Robot Wars: A fault Lines report from AlJazeera
This type of briefing tends to glamourise weapony, the Amnesty International film ‘precisely wrong’ found on the decommissioners link (video drones) gives a more stark truth about UAV’s.
Wandering Raven reports that the MOD is giving BAE Systems £40m to continue development of drone technology. The UK drones strategy appears to be floundering, it hasn’t produced commercial success in the face of Israeli and American competition, and now a range of drones are being manufactured in many places around the world. Apparently BAE now needs the public to pay for its research programmes in order to be persuaded to continue to research and develop drones.
BAE Systems Advanced Technology Centre is in Bristol and recently sent a prototype unmanned ground vehicle to Oxford University as part of a joint research project.
Chris Coles of Drones Wars has prepared a summary of developments in this growing area of the military in 2011.
For example: UK MoD Signs Contract for Nano Drones
The MoD has signed a contract for up to 100 tiny ‘nano’ drones with Marlborough Communications Limited and Prox Dynamics. The contract, which may be worth up to £20 million, is for the tiny Black Hornet drone.

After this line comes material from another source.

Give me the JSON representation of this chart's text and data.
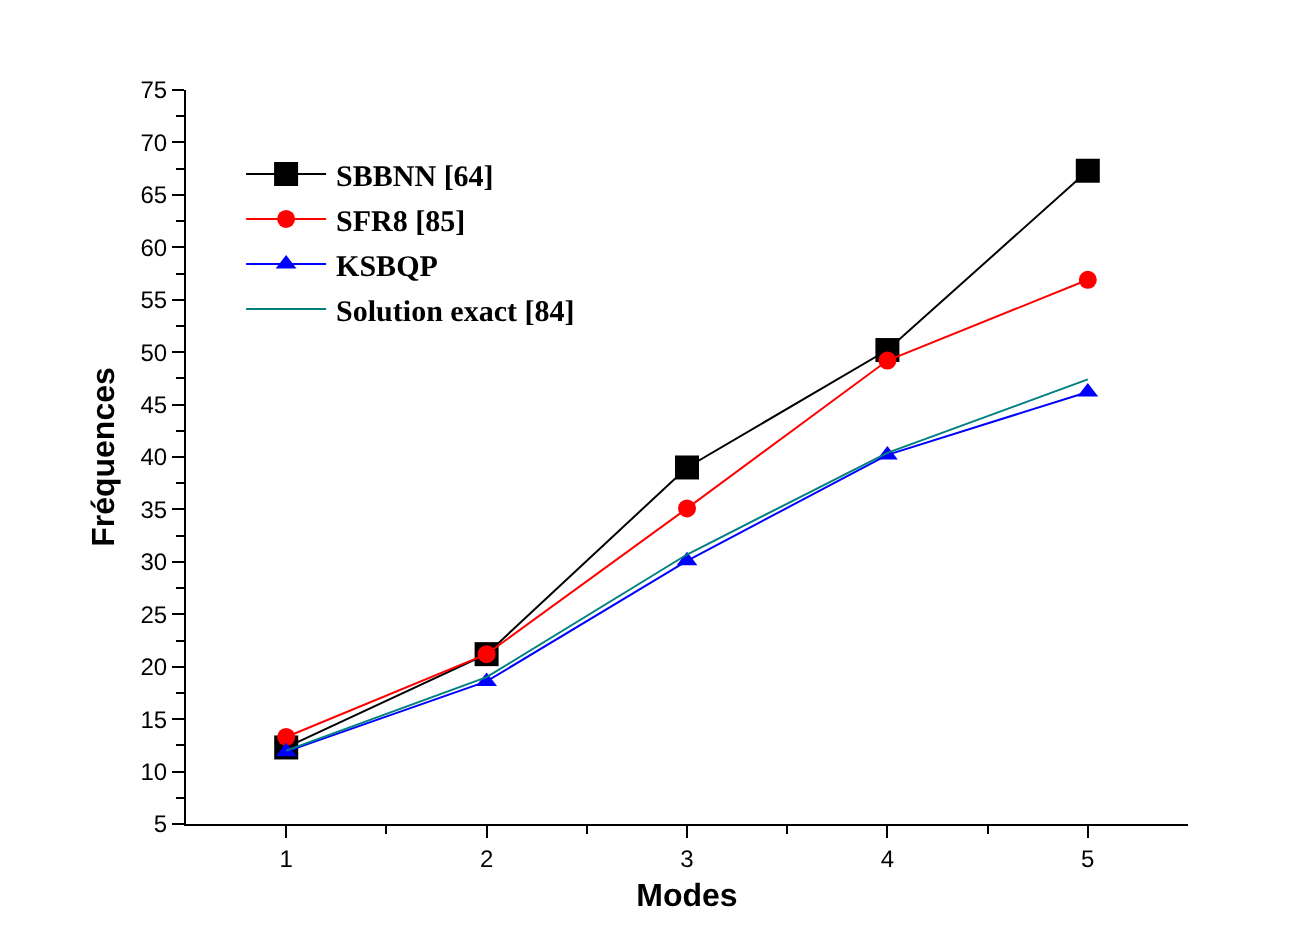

In March when the potential contract was revealed, the tender notice stated that the he drones should be available “off the shelf”, powered by a rotary wing, weigh less than 1.7kg,and able to operate in “typical conditions found in Afghanistan and the UK”. As the Guardian reported at the time “The note about their use in Britain is thought to refer to training flights at RAF and military bases in the UK before deployment abroad. But other security agencies could also find a use for the NUAS in the UK.”
Drone Campaign Network member Noel Sharkey, professor of artificial intelligence and robotics at Sheffield University, told the Guardian: “At that weight they are likely to be blown away by the wind. They wouldn’t be carrying weapons. My worry would be that the police end up using them.”